Finite Automata

A major task in editing texts is to find the right position. Let’s see how this can be automated efficiently. As the decision whether a word occurs in the text depends on the whole text, we cannot expect to be any more efficient than linear in the length of the text. So, let’s stay at least with this. Also, as the presence of a word cannot be established by looking at a single letter, at least a finite amount of information needs to be carried over while traversing the text.

Deterministic finite automata

The concept of linearly traversing a text while keeping a finite amount of information is known as finite automata. More precisely, a deterministic finite automaton is given by the following data.

  • the alphabet Sigma the automaton works on
  • a fintie set Q of states
  • an initial state q_0 of Q
  • a transition function delta : Q x Sigma -> Q
  • a subset F of Q of accepting states

The transition function delta is lifted from letters to a function delta^* on words by iterating over the letters of the word. A word w is accepted by the automaton, if delta^*(q_0)(w) in F.

Non-deterministic finite automata

Since the power set of a finite set is still a finite set, we can allow non-determinism in the following sense.

  • instead of an initial state q_0, we take a subset I of Q, forming the possible initial states
  • the transition function is changed to have the signature delta : Q x Sigma -> 2^Q with the intended meaning that one of the elements of delta(q)(c) has to be chosen as successor state

The function delta is again lifted from letters to words by iteration over the letters of the word; this times by means of relational composition.

Non-deterministic automata can be transformed into deterministic ones, by taking 2^Q as the new state set, keeping track of the set of states the non-deterministic automaton can possibly be in.

Exercise. Work out the details.

Note. Power sets can easily be kept track of by bit vectors.
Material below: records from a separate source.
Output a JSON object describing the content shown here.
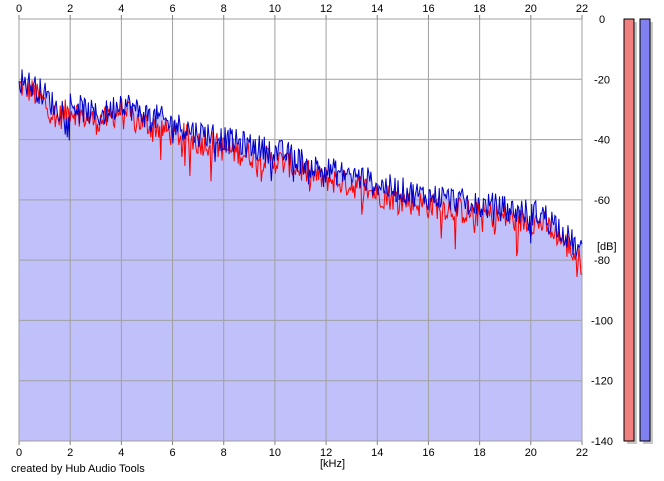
{
  "credit": "created by Hub Audio Tools",
  "chart_data": {
    "type": "area",
    "xlabel": "[kHz]",
    "ylabel": "[dB]",
    "xlim": [
      0,
      22
    ],
    "ylim": [
      -140,
      0
    ],
    "grid": true,
    "x_ticks": [
      0,
      2,
      4,
      6,
      8,
      10,
      12,
      14,
      16,
      18,
      20,
      22
    ],
    "y_ticks": [
      0,
      -20,
      -40,
      -60,
      -80,
      -100,
      -120,
      -140
    ],
    "colors": {
      "fill": "#c0c0fb",
      "left_channel": "#ff0000",
      "right_channel": "#0000cc",
      "meter_left": "#f08080",
      "meter_right": "#8080f0",
      "grid": "#a0a0a0"
    },
    "series": [
      {
        "color": "red",
        "x": [
          0,
          0.5,
          1,
          1.5,
          2,
          2.5,
          3,
          3.5,
          4,
          4.5,
          5,
          5.5,
          6,
          6.5,
          7,
          7.5,
          8,
          8.5,
          9,
          9.5,
          10,
          10.5,
          11,
          11.5,
          12,
          12.5,
          13,
          13.5,
          14,
          14.5,
          15,
          15.5,
          16,
          16.5,
          17,
          17.5,
          18,
          18.5,
          19,
          19.5,
          20,
          20.5,
          21,
          21.5,
          22
        ],
        "values": [
          -22,
          -24,
          -28,
          -33,
          -30,
          -32,
          -34,
          -33,
          -30,
          -33,
          -35,
          -36,
          -38,
          -39,
          -41,
          -41,
          -43,
          -44,
          -45,
          -46,
          -47,
          -48,
          -50,
          -52,
          -53,
          -54,
          -55,
          -56,
          -58,
          -59,
          -60,
          -61,
          -62,
          -62,
          -63,
          -64,
          -65,
          -65,
          -66,
          -67,
          -67,
          -68,
          -71,
          -76,
          -81
        ]
      },
      {
        "color": "blue",
        "x": [
          0,
          0.5,
          1,
          1.5,
          2,
          2.5,
          3,
          3.5,
          4,
          4.5,
          5,
          5.5,
          6,
          6.5,
          7,
          7.5,
          8,
          8.5,
          9,
          9.5,
          10,
          10.5,
          11,
          11.5,
          12,
          12.5,
          13,
          13.5,
          14,
          14.5,
          15,
          15.5,
          16,
          16.5,
          17,
          17.5,
          18,
          18.5,
          19,
          19.5,
          20,
          20.5,
          21,
          21.5,
          22
        ],
        "values": [
          -20,
          -22,
          -25,
          -30,
          -28,
          -30,
          -32,
          -31,
          -27,
          -30,
          -32,
          -33,
          -35,
          -36,
          -38,
          -38,
          -40,
          -41,
          -42,
          -43,
          -44,
          -45,
          -47,
          -49,
          -50,
          -51,
          -52,
          -53,
          -55,
          -56,
          -57,
          -58,
          -59,
          -59,
          -60,
          -61,
          -62,
          -62,
          -63,
          -64,
          -64,
          -65,
          -68,
          -73,
          -78
        ]
      }
    ],
    "meters": [
      {
        "color": "red",
        "level": 1.0
      },
      {
        "color": "blue",
        "level": 1.0
      }
    ]
  }
}
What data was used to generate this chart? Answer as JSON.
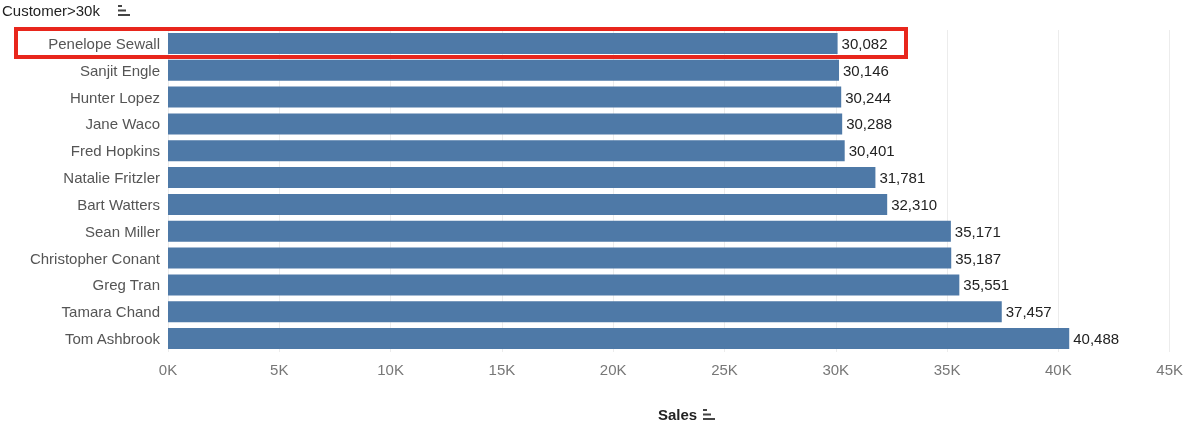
{
  "chart_data": {
    "type": "bar",
    "orientation": "horizontal",
    "ylabel": "Customer>30k",
    "xlabel": "Sales",
    "categories": [
      "Penelope Sewall",
      "Sanjit Engle",
      "Hunter Lopez",
      "Jane Waco",
      "Fred Hopkins",
      "Natalie Fritzler",
      "Bart Watters",
      "Sean Miller",
      "Christopher Conant",
      "Greg Tran",
      "Tamara Chand",
      "Tom Ashbrook"
    ],
    "values": [
      30082,
      30146,
      30244,
      30288,
      30401,
      31781,
      32310,
      35171,
      35187,
      35551,
      37457,
      40488
    ],
    "value_labels": [
      "30,082",
      "30,146",
      "30,244",
      "30,288",
      "30,401",
      "31,781",
      "32,310",
      "35,171",
      "35,187",
      "35,551",
      "37,457",
      "40,488"
    ],
    "color": "#4e79a7",
    "xlim": [
      0,
      45000
    ],
    "xticks": [
      {
        "value": 0,
        "label": "0K"
      },
      {
        "value": 5000,
        "label": "5K"
      },
      {
        "value": 10000,
        "label": "10K"
      },
      {
        "value": 15000,
        "label": "15K"
      },
      {
        "value": 20000,
        "label": "20K"
      },
      {
        "value": 25000,
        "label": "25K"
      },
      {
        "value": 30000,
        "label": "30K"
      },
      {
        "value": 35000,
        "label": "35K"
      },
      {
        "value": 40000,
        "label": "40K"
      },
      {
        "value": 45000,
        "label": "45K"
      }
    ],
    "grid": "x"
  }
}
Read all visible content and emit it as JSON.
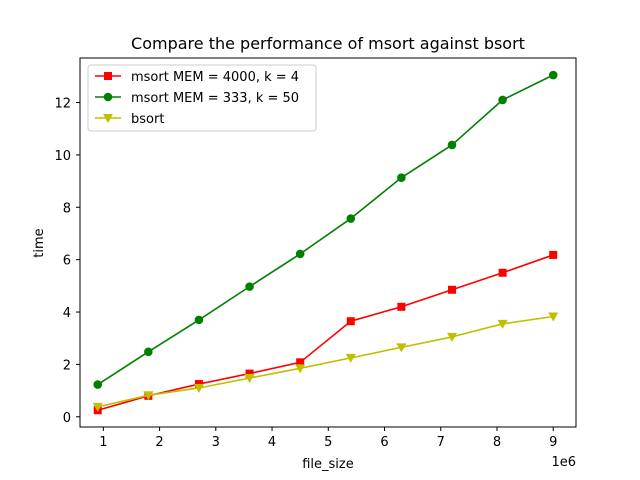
{
  "chart_data": {
    "type": "line",
    "title": "Compare the performance of msort against bsort",
    "xlabel": "file_size",
    "ylabel": "time",
    "x_offset_label": "1e6",
    "xlim": [
      0.585,
      9.405
    ],
    "ylim": [
      -0.39,
      13.7
    ],
    "x_ticks": [
      1,
      2,
      3,
      4,
      5,
      6,
      7,
      8,
      9
    ],
    "y_ticks": [
      0,
      2,
      4,
      6,
      8,
      10,
      12
    ],
    "x": [
      0.9,
      1.8,
      2.7,
      3.6,
      4.5,
      5.4,
      6.3,
      7.2,
      8.1,
      9.0
    ],
    "grid": false,
    "legend_position": "upper left",
    "series": [
      {
        "name": "msort MEM = 4000, k = 4",
        "color": "#ff0000",
        "marker": "square",
        "values": [
          0.25,
          0.8,
          1.25,
          1.65,
          2.08,
          3.65,
          4.2,
          4.85,
          5.5,
          6.18
        ]
      },
      {
        "name": "msort MEM = 333, k = 50",
        "color": "#008000",
        "marker": "circle",
        "values": [
          1.23,
          2.48,
          3.7,
          4.97,
          6.22,
          7.57,
          9.13,
          10.38,
          12.1,
          13.05
        ]
      },
      {
        "name": "bsort",
        "color": "#bfbf00",
        "marker": "triangle-down",
        "values": [
          0.38,
          0.82,
          1.1,
          1.48,
          1.85,
          2.25,
          2.65,
          3.05,
          3.55,
          3.83
        ]
      }
    ]
  }
}
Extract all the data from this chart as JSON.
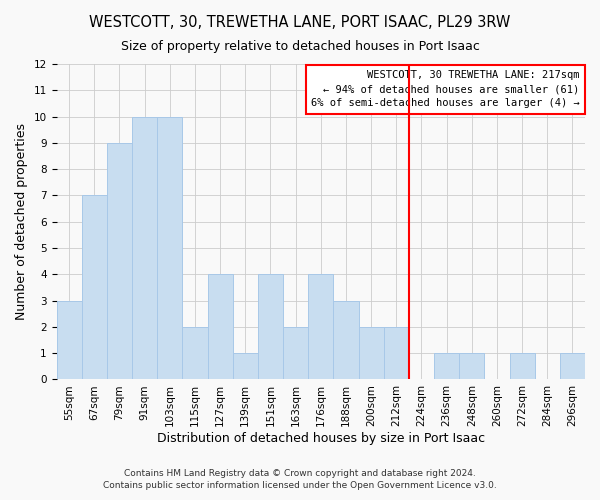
{
  "title": "WESTCOTT, 30, TREWETHA LANE, PORT ISAAC, PL29 3RW",
  "subtitle": "Size of property relative to detached houses in Port Isaac",
  "xlabel": "Distribution of detached houses by size in Port Isaac",
  "ylabel": "Number of detached properties",
  "bar_color": "#c8ddf0",
  "bar_edge_color": "#a8c8e8",
  "bin_labels": [
    "55sqm",
    "67sqm",
    "79sqm",
    "91sqm",
    "103sqm",
    "115sqm",
    "127sqm",
    "139sqm",
    "151sqm",
    "163sqm",
    "176sqm",
    "188sqm",
    "200sqm",
    "212sqm",
    "224sqm",
    "236sqm",
    "248sqm",
    "260sqm",
    "272sqm",
    "284sqm",
    "296sqm"
  ],
  "bin_counts": [
    3,
    7,
    9,
    10,
    10,
    2,
    4,
    1,
    4,
    2,
    4,
    3,
    2,
    2,
    0,
    1,
    1,
    0,
    1,
    0,
    1
  ],
  "red_line_bin_index": 13.5,
  "ylim": [
    0,
    12
  ],
  "yticks": [
    0,
    1,
    2,
    3,
    4,
    5,
    6,
    7,
    8,
    9,
    10,
    11,
    12
  ],
  "legend_line0": "WESTCOTT, 30 TREWETHA LANE: 217sqm",
  "legend_line1": "← 94% of detached houses are smaller (61)",
  "legend_line2": "6% of semi-detached houses are larger (4) →",
  "footer1": "Contains HM Land Registry data © Crown copyright and database right 2024.",
  "footer2": "Contains public sector information licensed under the Open Government Licence v3.0.",
  "grid_color": "#cccccc",
  "background_color": "#f9f9f9",
  "title_fontsize": 10.5,
  "subtitle_fontsize": 9,
  "axis_label_fontsize": 9,
  "tick_fontsize": 7.5,
  "legend_fontsize": 7.5,
  "footer_fontsize": 6.5
}
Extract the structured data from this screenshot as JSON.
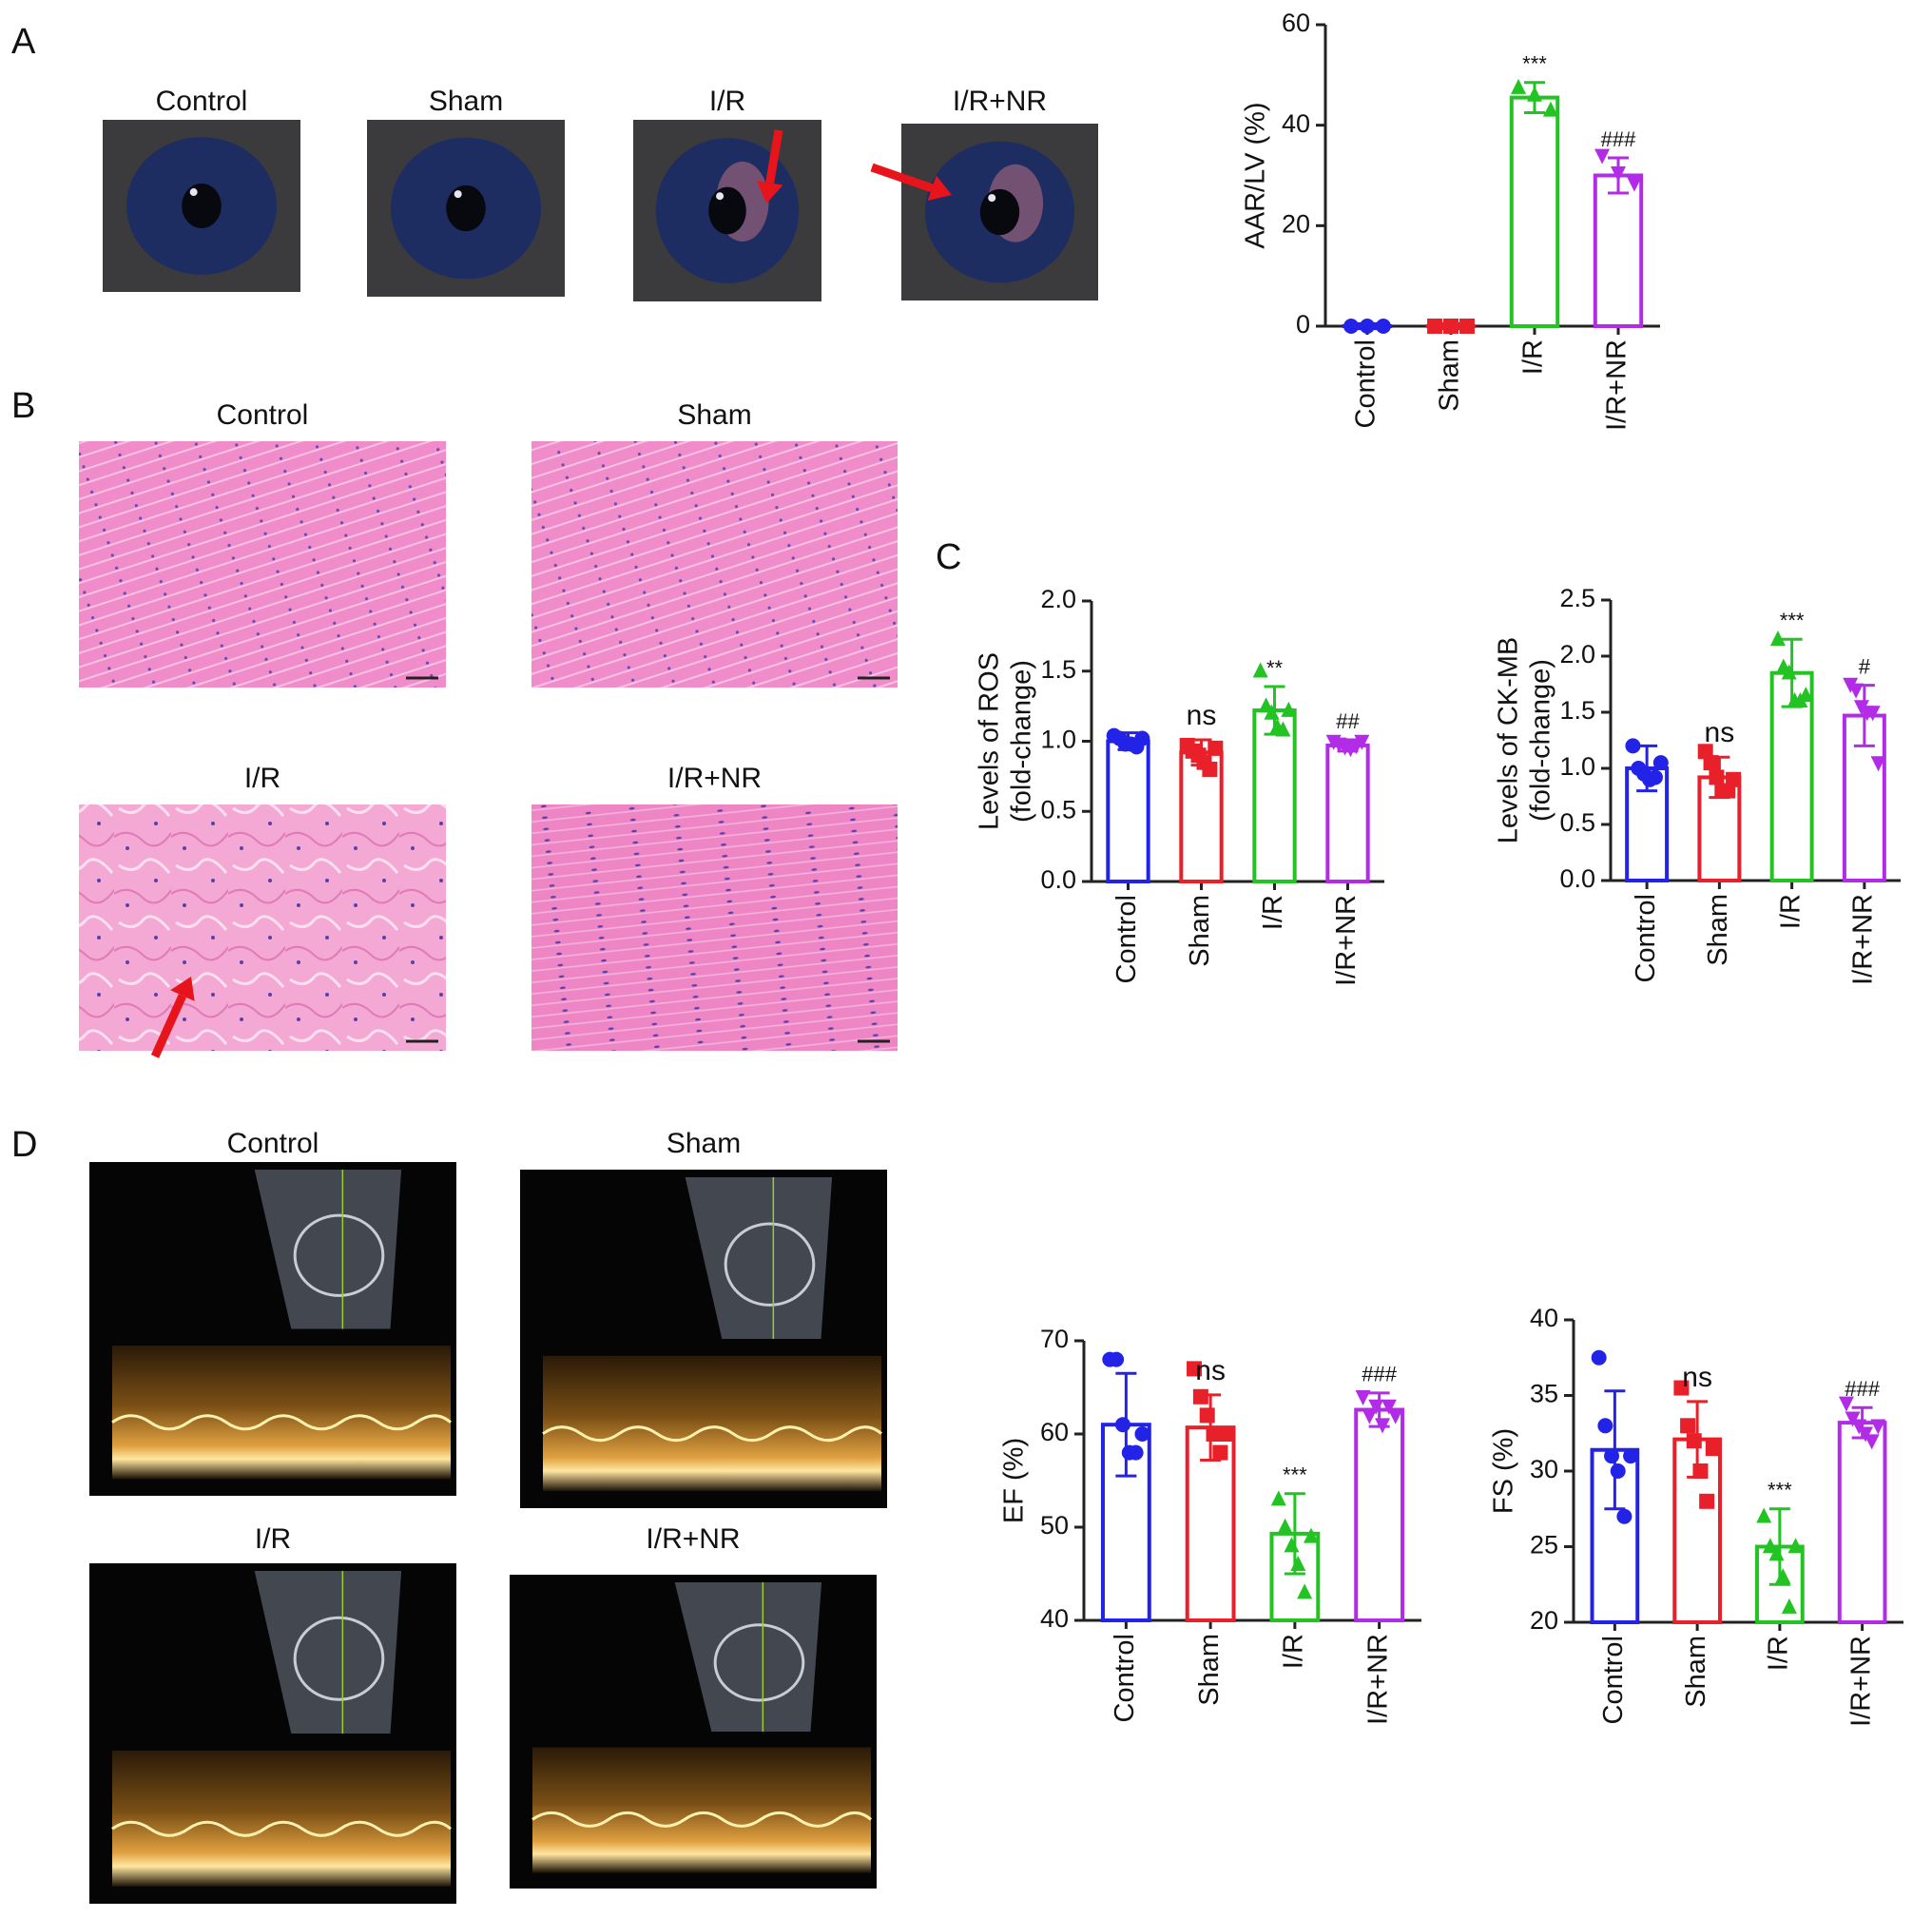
{
  "panels": {
    "A": {
      "label": "A",
      "images": [
        "Control",
        "Sham",
        "I/R",
        "I/R+NR"
      ]
    },
    "B": {
      "label": "B",
      "images": [
        "Control",
        "Sham",
        "I/R",
        "I/R+NR"
      ]
    },
    "C": {
      "label": "C"
    },
    "D": {
      "label": "D",
      "images": [
        "Control",
        "Sham",
        "I/R",
        "I/R+NR"
      ]
    }
  },
  "chart_data": [
    {
      "type": "bar",
      "ylabel": [
        "AAR/LV (%)"
      ],
      "categories": [
        "Control",
        "Sham",
        "I/R",
        "I/R+NR"
      ],
      "colors": [
        "#2323e8",
        "#e8202a",
        "#22c322",
        "#b22ce8"
      ],
      "markers": [
        "circle",
        "square",
        "triangle",
        "triangle-down"
      ],
      "values": [
        0,
        0,
        45.5,
        30
      ],
      "errors": [
        0.5,
        0.5,
        3,
        3.5
      ],
      "points": [
        [
          0,
          0,
          0
        ],
        [
          0,
          0,
          0
        ],
        [
          47.5,
          46,
          43
        ],
        [
          34,
          30.5,
          28.5
        ]
      ],
      "annotations": [
        null,
        null,
        "***",
        "###"
      ],
      "ylim": [
        0,
        60
      ],
      "yticks": [
        0,
        20,
        40,
        60
      ]
    },
    {
      "type": "bar",
      "ylabel": [
        "Levels of ROS",
        "(fold-change)"
      ],
      "categories": [
        "Control",
        "Sham",
        "I/R",
        "I/R+NR"
      ],
      "colors": [
        "#2323e8",
        "#e8202a",
        "#22c322",
        "#b22ce8"
      ],
      "markers": [
        "circle",
        "square",
        "triangle",
        "triangle-down"
      ],
      "values": [
        1.0,
        0.92,
        1.22,
        0.97
      ],
      "errors": [
        0.06,
        0.09,
        0.17,
        0.04
      ],
      "points": [
        [
          1.04,
          1.02,
          0.98,
          0.98,
          0.96,
          1.02
        ],
        [
          0.97,
          0.93,
          0.9,
          0.85,
          0.8,
          0.95
        ],
        [
          1.5,
          1.25,
          1.2,
          1.1,
          1.08,
          1.22
        ],
        [
          1.0,
          0.98,
          0.96,
          0.95,
          0.97,
          1.0
        ]
      ],
      "annotations": [
        null,
        "ns",
        "**",
        "##"
      ],
      "ylim": [
        0,
        2
      ],
      "yticks": [
        {
          "value": 0,
          "label": "0.0"
        },
        0.5,
        {
          "value": 1,
          "label": "1.0"
        },
        1.5,
        {
          "value": 2,
          "label": "2.0"
        }
      ]
    },
    {
      "type": "bar",
      "ylabel": [
        "Levels of CK-MB",
        "(fold-change)"
      ],
      "categories": [
        "Control",
        "Sham",
        "I/R",
        "I/R+NR"
      ],
      "colors": [
        "#2323e8",
        "#e8202a",
        "#22c322",
        "#b22ce8"
      ],
      "markers": [
        "circle",
        "square",
        "triangle",
        "triangle-down"
      ],
      "values": [
        1.0,
        0.92,
        1.85,
        1.47
      ],
      "errors": [
        0.2,
        0.18,
        0.3,
        0.27
      ],
      "points": [
        [
          1.2,
          1.0,
          0.95,
          0.9,
          0.92,
          1.05
        ],
        [
          1.15,
          1.05,
          0.92,
          0.8,
          0.8,
          0.9
        ],
        [
          2.15,
          1.9,
          1.85,
          1.6,
          1.6,
          1.65
        ],
        [
          1.75,
          1.7,
          1.55,
          1.5,
          1.5,
          1.05
        ]
      ],
      "annotations": [
        null,
        "ns",
        "***",
        "#"
      ],
      "ylim": [
        0,
        2.5
      ],
      "yticks": [
        {
          "value": 0,
          "label": "0.0"
        },
        0.5,
        {
          "value": 1,
          "label": "1.0"
        },
        1.5,
        {
          "value": 2,
          "label": "2.0"
        },
        2.5
      ]
    },
    {
      "type": "bar",
      "ylabel": [
        "EF (%)"
      ],
      "categories": [
        "Control",
        "Sham",
        "I/R",
        "I/R+NR"
      ],
      "colors": [
        "#2323e8",
        "#e8202a",
        "#22c322",
        "#b22ce8"
      ],
      "markers": [
        "circle",
        "square",
        "triangle",
        "triangle-down"
      ],
      "values": [
        61,
        60.7,
        49.3,
        62.6
      ],
      "errors": [
        5.5,
        3.5,
        4.3,
        1.8
      ],
      "points": [
        [
          68,
          68,
          61,
          58,
          58,
          60
        ],
        [
          67,
          64,
          62,
          60,
          58,
          60
        ],
        [
          53,
          50,
          48,
          46,
          43,
          49
        ],
        [
          64,
          62,
          63,
          61,
          63,
          62
        ]
      ],
      "annotations": [
        null,
        "ns",
        "***",
        "###"
      ],
      "ylim": [
        40,
        70
      ],
      "yticks": [
        40,
        50,
        60,
        70
      ]
    },
    {
      "type": "bar",
      "ylabel": [
        "FS (%)"
      ],
      "categories": [
        "Control",
        "Sham",
        "I/R",
        "I/R+NR"
      ],
      "colors": [
        "#2323e8",
        "#e8202a",
        "#22c322",
        "#b22ce8"
      ],
      "markers": [
        "circle",
        "square",
        "triangle",
        "triangle-down"
      ],
      "values": [
        31.4,
        32.1,
        25,
        33.2
      ],
      "errors": [
        3.9,
        2.5,
        2.5,
        1.0
      ],
      "points": [
        [
          37.5,
          33,
          31,
          30,
          27,
          31
        ],
        [
          35.5,
          33,
          32,
          30,
          28,
          31.5
        ],
        [
          27,
          25,
          24.5,
          23,
          21,
          25
        ],
        [
          34.5,
          33.5,
          33,
          32.5,
          32,
          33
        ]
      ],
      "annotations": [
        null,
        "ns",
        "***",
        "###"
      ],
      "ylim": [
        20,
        40
      ],
      "yticks": [
        20,
        25,
        30,
        35,
        40
      ]
    }
  ]
}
The languages definable by non-deterministic finite automata contains the single-word languages and is closed under the following operations.

  • union
  • juxtaposition, where LL' = { ww' | w in L and w' in L' }
  • Kleene closure, where L^* = { epsilon } union L union LL union LLL union ...

Additionally, the of the combined automaton is the sum of the sizes of the component automata plus O(1).

Exercise. Proof this.